Over the years I have dabbled in cross-country skiing, but I’ve never fully committed to the sport as a frequent mode of winter recreation and exercise.
Years ago, I inherited some old classic ski gear, and I have enjoyed the trails at Virginia Meissner Sno-park and Mt. Bachelor Nordic Center several days each winter.
But I have always wanted to get into skate skiing, the faster version of the sport.
Most winters in Central Oregon offer enough breaks from the snow that I can squeeze in quite a few mountain bike rides and trail runs. But this winter the strong La Niña has made that somewhat difficult, and thus spurred my interest in skate skiing. Rather than dodging the snow, why not embrace it?
It was time to stop thinking about it and actually invest in some skate skiing gear.
Skate skiing, referred to as “freestyle” in nordic ski racing, is typically performed on a wide-open groomed trail and involves a V-step and glide motion, akin to ice skating. Classic skiing is usually done with the skis in set tracks and the skier employing an easier-to-grasp kick-and-glide motion.
Local shop owners seem to agree that classic skiing is still more popular, as it is easier to learn and you can go anywhere because a groomed trail is not necessary. But there’s no denying the popularity of skate skiing in Central Oregon, where fit folks of all ages engage in the full-body, more-bang-for-your-buck workout.
Early Sunday morning I loaded my new skate skiing boots and skis into my car and made the 30-minute drive to Meissner.
A few years ago, I got a skate skiing lesson from Dan Simoneau, a two-time Olympian in cross-country skiing and the former nordic director for the Mt. Bachelor Sports Education Foundation.
I tried to remember what I had learned as I set out on the groomed Tangent Loop amid light snowfall.
Alpine skiers sometimes come to skate skiing naturally because they usually have experience skating on their alpine skis to get back to the chairlifts. So I used that to my advantage as I skated along the flats and the slight downhills.
Skating uphill was a different story. It felt like I was going backward as my skis kept sliding out on me. “Oh yeah, this is why I don’t cross-country ski,” I thought.
But I stuck with it and eventually found a rhythm, even on the grueling uphill sections. I recalled what Simoneau described as the “kinetic energy” transferring from my core and up through my shoulders, arms and hands as I double-poled up a slight hill.
My background in alpine skiing seemed to help, as I felt comfortable on the flat and downhill stretches.
Skate skiing techniques include the V1 and the V2. In V1, skiers plant their poles on every other skate — for example, just when skating on the right ski.

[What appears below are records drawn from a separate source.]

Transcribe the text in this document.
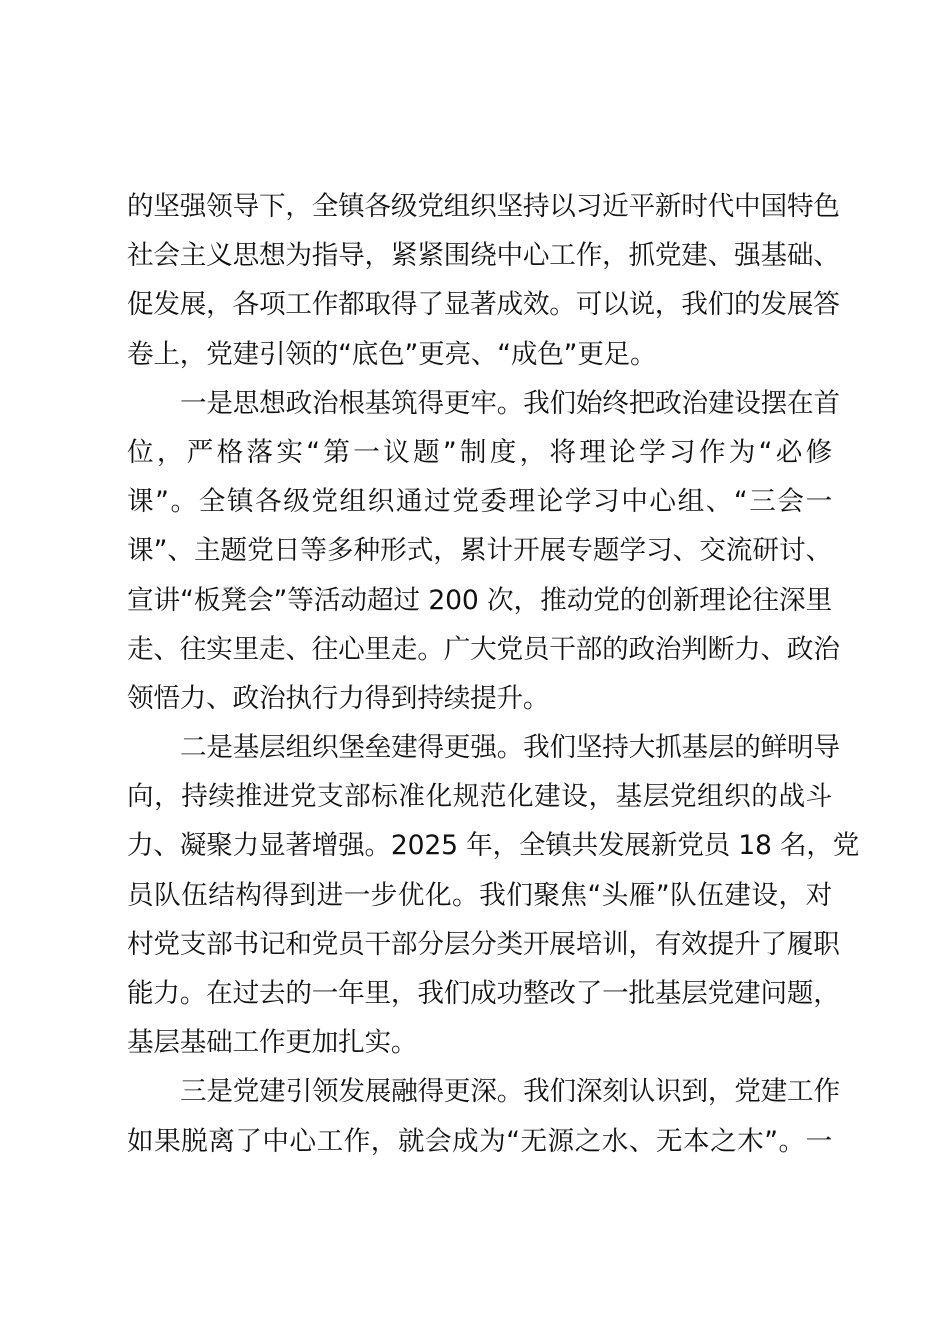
的坚强领导下，全镇各级党组织坚持以习近平新时代中国特色
社会主义思想为指导，紧紧围绕中心工作，抓党建、强基础、
促发展，各项工作都取得了显著成效。可以说，我们的发展答
卷上，党建引领的“底色”更亮、“成色”更足。
一是思想政治根基筑得更牢。我们始终把政治建设摆在首
位，严格落实“第一议题”制度，将理论学习作为“必修
课”。全镇各级党组织通过党委理论学习中心组、“三会一
课”、主题党日等多种形式，累计开展专题学习、交流研讨、
宣讲“板凳会”等活动超过 200 次，推动党的创新理论往深里
走、往实里走、往心里走。广大党员干部的政治判断力、政治
领悟力、政治执行力得到持续提升。
二是基层组织堡垒建得更强。我们坚持大抓基层的鲜明导
向，持续推进党支部标准化规范化建设，基层党组织的战斗
力、凝聚力显著增强。2025 年，全镇共发展新党员 18 名，党
员队伍结构得到进一步优化。我们聚焦“头雁”队伍建设，对
村党支部书记和党员干部分层分类开展培训，有效提升了履职
能力。在过去的一年里，我们成功整改了一批基层党建问题，
基层基础工作更加扎实。
三是党建引领发展融得更深。我们深刻认识到，党建工作
如果脱离了中心工作，就会成为“无源之水、无本之木”。一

In V2, they plant on every skate, right and left. The V1 technique is best when skiing uphill, while V2 works to maintain balance on the flats. Focusing on the V1 helped me on the uphill stretches.
Skiing downhill on skate skis is easier than on classic skis because the skate skis are stiffer and torsionally constructed. They have no edges for carving, but I had significantly more control on the downhill while skate skiing.
Skate ski boots are stiffer, too, allowing the skier to push off to the side on each ski while skating.
I completed a 7-mile loop along the Tangent, Pine Drops and Wednesdays trails in about two hours. Yes, it was slow-going as I stopped to rest on some of the longer uphill stretches. But I know I will get faster and more efficient as I continue my new commitment to skate skiing.
The Meissner Nordic Ski Club, which grooms the trails at Meissner Sno-park, announced on its website (meissnernordic.org) this week that it is seeking permission from the U.S. Forest Service to continue grooming past the usual season-ending date of March 31 and through the first two weeks of April.
“With an abundance of snow and the cold weather continuing, we are hopeful grooming operations may continue a few more weeks for our skiing community,” the website noted. “Stay tuned for a follow-up on this request.”
The hefty snowpack this winter should keep the cross-country ski trails at Meissner and the Mt. Bachelor Nordic Center in decent shape well into spring, offering plenty of opportunities for skate skiing over the next several weeks.
I skate xc ski everyday and I could not imagine life without it. Take some lessons to learn good form and stick to trails you can do in good form.
Skate skiing has become my go-to for enhancing my physical/emotional well-being. Nothing better than flying through the forest on groomed snow!